The following article references a VLAN stacking flaw affecting Cisco, Juniper and other vendor devices, are RouterOS ‘in software bridging’ or hardware offloaded bridge configurations at risk as well?
The four vulnerabilities are:
CVE-2021-27853 Layer 2 network filtering capabilities such as IPv6 RA guard or ARP inspection can be bypassed using combinations of VLAN 0 headers and LLC/SNAP headers.
CVE-2021-27854 Layer 2 network filtering capabilities such as IPv6 RA guard can be bypassed using combinations of VLAN 0 headers, LLC/SNAP headers in Ethernet to Wifi frame translation, and the reverse Wifi to Ethernet.
CVE-2021-27861 Layer 2 network filtering capabilities such as IPv6 RA guard can be bypassed using LLC/SNAP headers with invalid length (and optionally VLAN0 headers).

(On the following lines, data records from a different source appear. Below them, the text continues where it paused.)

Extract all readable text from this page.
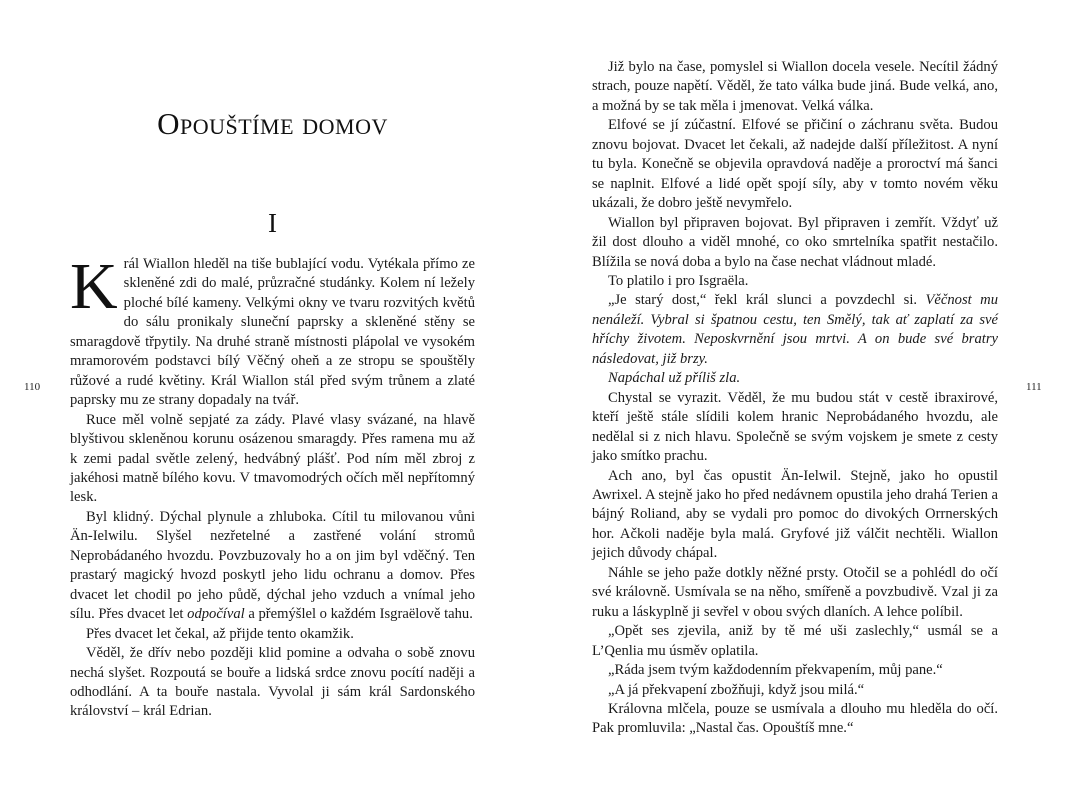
110
Opouštíme domov
I

Král Wiallon hleděl na tiše bublající vodu. Vytékala přímo ze skleněné zdi do malé, průzračné studánky. Kolem ní ležely ploché bílé kameny. Velkými okny ve tvaru rozvitých květů do sálu pronikaly sluneční paprsky a skleněné stěny se smaragdově třpytily. Na druhé straně místnosti plápolal ve vysokém mramorovém podstavci bílý Věčný oheň a ze stropu se spouštěly růžové a rudé květiny. Král Wiallon stál před svým trůnem a zlaté paprsky mu ze strany dopadaly na tvář.

Ruce měl volně sepjaté za zády. Plavé vlasy svázané, na hlavě blyštivou skleněnou korunu osázenou smaragdy. Přes ramena mu až k zemi padal světle zelený, hedvábný plášť. Pod ním měl zbroj z jakéhosi matně bílého kovu. V tmavomodrých očích měl nepřítomný lesk.

Byl klidný. Dýchal plynule a zhluboka. Cítil tu milovanou vůni Än-Ielwilu. Slyšel nezřetelné a zastřené volání stromů Neprobádaného hvozdu. Povzbuzovaly ho a on jim byl vděčný. Ten prastarý magický hvozd poskytl jeho lidu ochranu a domov. Přes dvacet let chodil po jeho půdě, dýchal jeho vzduch a vnímal jeho sílu. Přes dvacet let odpočíval a přemýšlel o každém Isgraëlově tahu.

Přes dvacet let čekal, až přijde tento okamžik.

Věděl, že dřív nebo později klid pomine a odvaha o sobě znovu nechá slyšet. Rozpoutá se bouře a lidská srdce znovu pocítí naději a odhodlání. A ta bouře nastala. Vyvolal ji sám král Sardonského království – král Edrian.

111

Již bylo na čase, pomyslel si Wiallon docela vesele. Necítil žádný strach, pouze napětí. Věděl, že tato válka bude jiná. Bude velká, ano, a možná by se tak měla i jmenovat. Velká válka.

Elfové se jí zúčastní. Elfové se přičiní o záchranu světa. Budou znovu bojovat. Dvacet let čekali, až nadejde další příležitost. A nyní tu byla. Konečně se objevila opravdová naděje a proroctví má šanci se naplnit. Elfové a lidé opět spojí síly, aby v tomto novém věku ukázali, že dobro ještě nevymřelo.

Wiallon byl připraven bojovat. Byl připraven i zemřít. Vždyť už žil dost dlouho a viděl mnohé, co oko smrtelníka spatřit nestačilo. Blížila se nová doba a bylo na čase nechat vládnout mladé.

To platilo i pro Isgraëla.

„Je starý dost,“ řekl král slunci a povzdechl si. Věčnost mu nenáleží. Vybral si špatnou cestu, ten Smělý, tak ať zaplatí za své hříchy životem. Neposkvrnění jsou mrtvi. A on bude své bratry následovat, již brzy.

Napáchal už příliš zla.

Chystal se vyrazit. Věděl, že mu budou stát v cestě ibraxirové, kteří ještě stále slídili kolem hranic Neprobádaného hvozdu, ale nedělal si z nich hlavu. Společně se svým vojskem je smete z cesty jako smítko prachu.

Ach ano, byl čas opustit Än-Ielwil. Stejně, jako ho opustil Awrixel. A stejně jako ho před nedávnem opustila jeho drahá Terien a bájný Roliand, aby se vydali pro pomoc do divokých Orrnerských hor. Ačkoli naděje byla malá. Gryfové již válčit nechtěli. Wiallon jejich důvody chápal.

Náhle se jeho paže dotkly něžné prsty. Otočil se a pohlédl do očí své královně. Usmívala se na něho, smířeně a povzbudivě. Vzal ji za ruku a láskyplně ji sevřel v obou svých dlaních. A lehce políbil.

„Opět ses zjevila, aniž by tě mé uši zaslechly,“ usmál se a L’Qenlia mu úsměv oplatila.

„Ráda jsem tvým každodenním překvapením, můj pane.“

„A já překvapení zbožňuji, když jsou milá.“

Královna mlčela, pouze se usmívala a dlouho mu hleděla do očí. Pak promluvila: „Nastal čas. Opouštíš mne.“
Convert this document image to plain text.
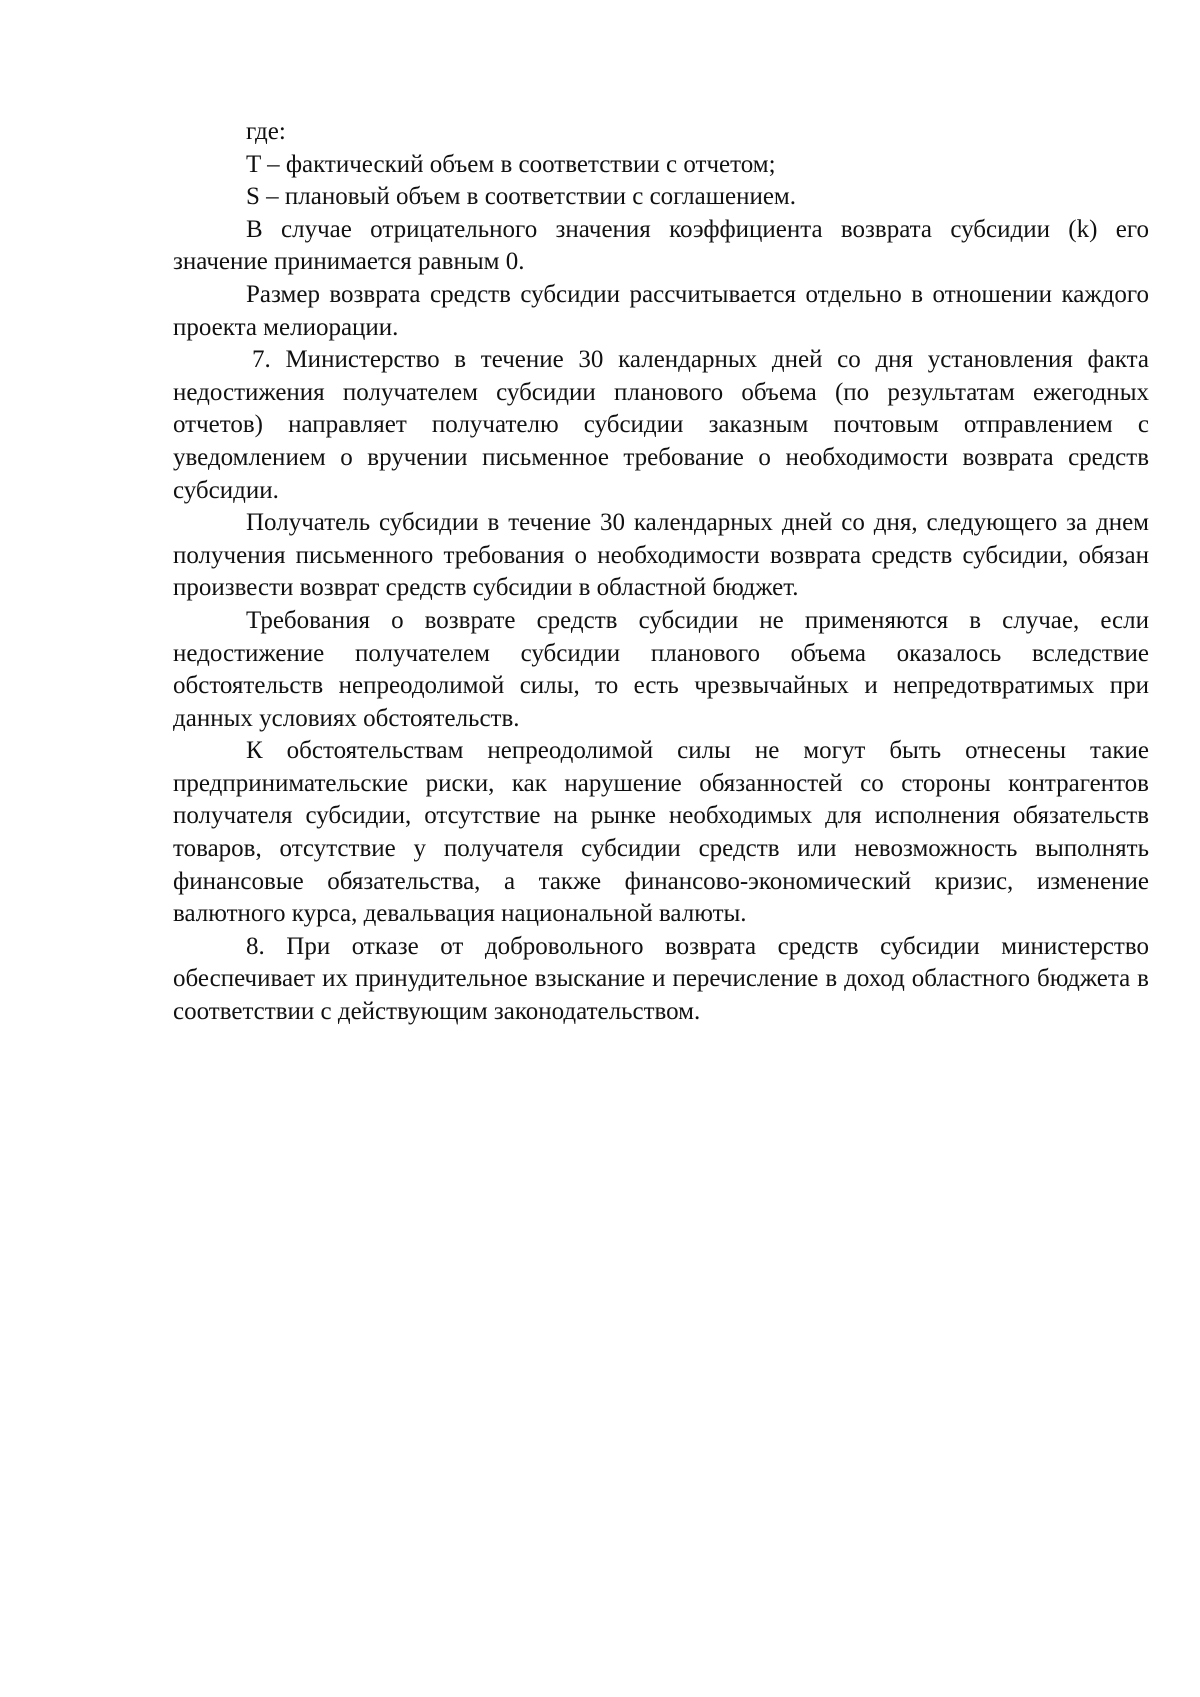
где:

T – фактический объем в соответствии с отчетом;

S – плановый объем в соответствии с соглашением.

В случае отрицательного значения коэффициента возврата субсидии (k) его значение принимается равным 0.

Размер возврата средств субсидии рассчитывается отдельно в отношении каждого проекта мелиорации.

7. Министерство в течение 30 календарных дней со дня установления факта недостижения получателем субсидии планового объема (по результатам ежегодных отчетов) направляет получателю субсидии заказным почтовым отправлением с уведомлением о вручении письменное требование о необходимости возврата средств субсидии.

Получатель субсидии в течение 30 календарных дней со дня, следующего за днем получения письменного требования о необходимости возврата средств субсидии, обязан произвести возврат средств субсидии в областной бюджет.

Требования о возврате средств субсидии не применяются в случае, если недостижение получателем субсидии планового объема оказалось вследствие обстоятельств непреодолимой силы, то есть чрезвычайных и непредотвратимых при данных условиях обстоятельств.

К обстоятельствам непреодолимой силы не могут быть отнесены такие предпринимательские риски, как нарушение обязанностей со стороны контрагентов получателя субсидии, отсутствие на рынке необходимых для исполнения обязательств товаров, отсутствие у получателя субсидии средств или невозможность выполнять финансовые обязательства, а также финансово-экономический кризис, изменение валютного курса, девальвация национальной валюты.

8. При отказе от добровольного возврата средств субсидии министерство обеспечивает их принудительное взыскание и перечисление в доход областного бюджета в соответствии с действующим законодательством.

CVE-2021-27862 Layer 2 network filtering capabilities such as IPv6 RA guard can be bypassed using LLC/SNAP headers with invalid length and Ethernet to Wifi frame conversion (and optionally VLAN0 headers).
why the link written on this way? (without spaces?)
https:// www. google .com /amp/s/ www. b le e ping computer. com/news/security/ethernet-vlan-stacking-flaws-let-hackers-launch-dos-mitm-attacks/amp/
some form of clickbait for gain some money?
On that s–t’s
b le e ping computer. com
if I don’t want to agree to all that privacy s–t, I have to spend 20 minutes disabling everything,
because those assholes didn’t put “reject all”, but there are tons of voices to disable one by one…
IPv6 RA guard is NEVER implemented on MikroTik, SO, WHY THAT CLICKBAIT???
Next time you discover another bug on the windows stack, you open another post asking also if RouterOS is affected?
All these clickbait vulnerabilities are just forcing “network administrators” to retire old hardware that some vendors don’t want to patch anymore, and get newer ones that are getting the fix.
More used, still good switches on the market, everyone is happy.
Apologies for the Google link, posted this question from my mobile after it came up in my feed. If both Cisco and Juniper’s network stacks exempt certain processing, such as STP BPDU guard, root guard when a packet is transmitted with a zero VLAN it could very easily also affect in hardware bridging on the Marvel chipsets that the CRS devices use.
If an attacker got so close that he can mess with your equipment at a so low layer, you’re screwed anyway.
Make some tests, see if they are vulnerable ¯_(ツ)_/¯
Or raise a support ticket.
Unfortunately couldn’t find a way of implementing IPv6 RA Guard (rfc6105) so I hacked switch rules and bridge filters together to achieve the desired results.